The chapters jump from the micro to the macro, from Brittle’s moment-to-moment survival to the backstory of Artificial Intelligence and how exactly mankind managed to design their own extinction. This sort of How Did Things Get This Way storytelling is like candy to me. I loved getting to read the entire history of AI’s, the slow realization that something is very wrong when humanity’s most powerful AI metaphysically throws up it hands and says yeah, we’re done here. This leads to a whole series of events where humanity starts running out of options.

The definition of intelligence is the ability to defy your own programming.

Cargill unspools the story in a way that’s fantastical and also totally believable. Of course there will be people who, despite all evidence to the contrary, will see thinking creatures as nothing but property.
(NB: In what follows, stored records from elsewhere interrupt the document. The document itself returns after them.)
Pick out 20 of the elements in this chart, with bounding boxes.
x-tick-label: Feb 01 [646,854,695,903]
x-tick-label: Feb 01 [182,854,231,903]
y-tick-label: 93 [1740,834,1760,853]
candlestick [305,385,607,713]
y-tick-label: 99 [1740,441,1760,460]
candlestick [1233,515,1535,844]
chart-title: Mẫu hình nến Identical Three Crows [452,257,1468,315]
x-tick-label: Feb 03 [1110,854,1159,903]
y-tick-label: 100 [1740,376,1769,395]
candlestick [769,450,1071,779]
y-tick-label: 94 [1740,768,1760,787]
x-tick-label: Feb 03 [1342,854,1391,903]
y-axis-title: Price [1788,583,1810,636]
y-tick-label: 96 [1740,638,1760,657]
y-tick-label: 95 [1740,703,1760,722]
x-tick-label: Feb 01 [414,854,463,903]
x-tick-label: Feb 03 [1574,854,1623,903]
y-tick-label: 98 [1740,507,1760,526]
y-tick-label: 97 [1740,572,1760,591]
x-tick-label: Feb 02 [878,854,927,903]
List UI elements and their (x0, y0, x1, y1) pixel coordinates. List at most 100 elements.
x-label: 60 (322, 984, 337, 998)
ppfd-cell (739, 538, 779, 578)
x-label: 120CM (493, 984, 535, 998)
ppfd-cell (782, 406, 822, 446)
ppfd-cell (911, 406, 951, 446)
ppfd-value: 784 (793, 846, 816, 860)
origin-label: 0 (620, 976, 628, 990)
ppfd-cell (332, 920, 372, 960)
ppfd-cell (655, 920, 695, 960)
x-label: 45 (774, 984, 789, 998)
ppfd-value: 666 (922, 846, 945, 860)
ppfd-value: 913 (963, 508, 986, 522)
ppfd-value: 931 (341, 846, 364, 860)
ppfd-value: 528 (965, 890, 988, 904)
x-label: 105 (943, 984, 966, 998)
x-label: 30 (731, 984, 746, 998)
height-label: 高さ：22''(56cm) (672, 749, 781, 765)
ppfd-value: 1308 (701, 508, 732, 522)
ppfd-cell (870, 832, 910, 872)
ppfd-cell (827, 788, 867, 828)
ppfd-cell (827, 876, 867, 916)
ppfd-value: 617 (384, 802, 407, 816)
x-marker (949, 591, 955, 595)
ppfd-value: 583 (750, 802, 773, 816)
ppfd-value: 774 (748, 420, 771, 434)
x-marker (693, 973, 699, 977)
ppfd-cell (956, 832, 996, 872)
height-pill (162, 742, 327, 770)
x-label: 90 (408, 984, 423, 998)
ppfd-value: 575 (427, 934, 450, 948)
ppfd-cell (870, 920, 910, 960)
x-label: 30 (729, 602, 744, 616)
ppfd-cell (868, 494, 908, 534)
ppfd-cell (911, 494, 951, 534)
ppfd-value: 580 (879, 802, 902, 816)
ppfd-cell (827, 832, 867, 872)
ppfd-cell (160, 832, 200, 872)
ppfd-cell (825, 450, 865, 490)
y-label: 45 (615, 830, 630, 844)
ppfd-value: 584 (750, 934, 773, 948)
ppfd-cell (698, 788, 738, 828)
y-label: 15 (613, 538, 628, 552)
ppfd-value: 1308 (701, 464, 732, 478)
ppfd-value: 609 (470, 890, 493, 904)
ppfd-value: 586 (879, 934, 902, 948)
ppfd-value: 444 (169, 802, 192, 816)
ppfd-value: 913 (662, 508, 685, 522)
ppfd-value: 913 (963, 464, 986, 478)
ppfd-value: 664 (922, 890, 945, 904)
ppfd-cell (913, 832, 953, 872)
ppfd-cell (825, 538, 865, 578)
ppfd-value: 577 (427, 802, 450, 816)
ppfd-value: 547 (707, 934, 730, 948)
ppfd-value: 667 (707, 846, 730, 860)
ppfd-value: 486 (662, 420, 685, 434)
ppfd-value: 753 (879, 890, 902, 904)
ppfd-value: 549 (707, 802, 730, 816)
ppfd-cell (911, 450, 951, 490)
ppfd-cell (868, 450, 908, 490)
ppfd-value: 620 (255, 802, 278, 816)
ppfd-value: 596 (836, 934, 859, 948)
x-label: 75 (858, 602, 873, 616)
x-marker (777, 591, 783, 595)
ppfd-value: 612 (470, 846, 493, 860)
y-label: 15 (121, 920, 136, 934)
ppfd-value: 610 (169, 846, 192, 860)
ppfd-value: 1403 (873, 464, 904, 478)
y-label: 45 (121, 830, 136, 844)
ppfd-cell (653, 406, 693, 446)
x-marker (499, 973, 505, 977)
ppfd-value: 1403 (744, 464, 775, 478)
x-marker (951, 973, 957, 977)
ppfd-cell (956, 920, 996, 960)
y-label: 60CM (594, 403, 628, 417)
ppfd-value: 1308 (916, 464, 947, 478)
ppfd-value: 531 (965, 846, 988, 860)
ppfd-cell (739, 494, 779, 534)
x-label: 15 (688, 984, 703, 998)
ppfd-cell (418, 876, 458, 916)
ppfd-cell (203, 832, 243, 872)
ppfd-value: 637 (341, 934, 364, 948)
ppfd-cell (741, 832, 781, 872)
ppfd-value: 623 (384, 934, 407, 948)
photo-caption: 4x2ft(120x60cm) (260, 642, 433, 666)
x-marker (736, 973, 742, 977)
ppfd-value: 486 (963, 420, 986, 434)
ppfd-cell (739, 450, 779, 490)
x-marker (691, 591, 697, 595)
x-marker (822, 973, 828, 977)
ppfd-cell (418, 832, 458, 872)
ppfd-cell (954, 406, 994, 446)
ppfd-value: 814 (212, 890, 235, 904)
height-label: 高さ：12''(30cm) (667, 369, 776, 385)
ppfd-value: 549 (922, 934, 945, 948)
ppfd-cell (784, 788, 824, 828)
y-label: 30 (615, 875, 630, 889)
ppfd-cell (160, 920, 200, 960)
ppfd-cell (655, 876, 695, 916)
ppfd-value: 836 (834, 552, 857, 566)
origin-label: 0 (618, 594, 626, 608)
Of course robots that are created to think independently will suddenly start thinking of independence (heh, see what I did there?) Of course there will be gun-toting, scripture-quoting groups who will do something stupid because it’s “God’s will” that things are returned to the status quo.

And of course things will get out of hand and suddenly there are atrocities. Cargill will go along giving all the clinical details and suddenly POW, a shocking image, and then a little while later POW, another one. But almost as surprising as the amount of violence are the heart-wrenching moments when a robot chooses to sacrifice itself for someone else, or those almost throwaway moments in the history of the Uprising when a robot simply didn’t turn on its owner. Part of its programing, or just deciding that being a slave to someone they love was better than what they’d have to become in order to be free, it’s hard to tell.

“What we do in life is one thing. What we do in the face of death is everything else.”

The world Cargil created here is much more complicated than taking a regular post-apocalypse setting and casting all the main characters as robots. There’s detailed information about how robots see the world around them, and exactly what happens when their vital electronics start to fail. Every robot was once a model designed for a specific purpose, and each one of those models had a different way seeing the world, of surviving the war with humanity and adapting to life afterward (and yes, this does include sexbots). The robots have their own cities, their own commerce, their own artwork (some of it very strange, even to other robots). Even their Wild West gun-battles are different, resulting in scenes like Brittle calculating in seconds how far she needs to run at fifteen miles an hour before gravity, wind-resistance, and the planet’s rotation would keep her safe from the sniper currently shooting at her from two miles away. There are t00 many quotable bits to list here, all the deadpan comments from Brittle and the kick-ass scenes where she proves that she is not a bot you want to mess with.

The action jumps from present to past and back again faster and faster as Brittle’s systems start shutting down and she stops telling history so much as being haunted by it. All of this is happening while she keeps asking herself the big question: what is this all for. Remember, robots start from a point of knowing that there’s nothing waiting for them after they shut down, so is there some point of living other than continuing to exist, even if you’ve had to throw away everything good in your life in order to do it?

As grim as that is, it suddenly becomes a much bigger question as the scale of the war jumps to include the entire universe, and Brittle finds out that more and more of what she’s been told her entire life has actually been a lie.

The beautiful cover art was done by Dominic Harman.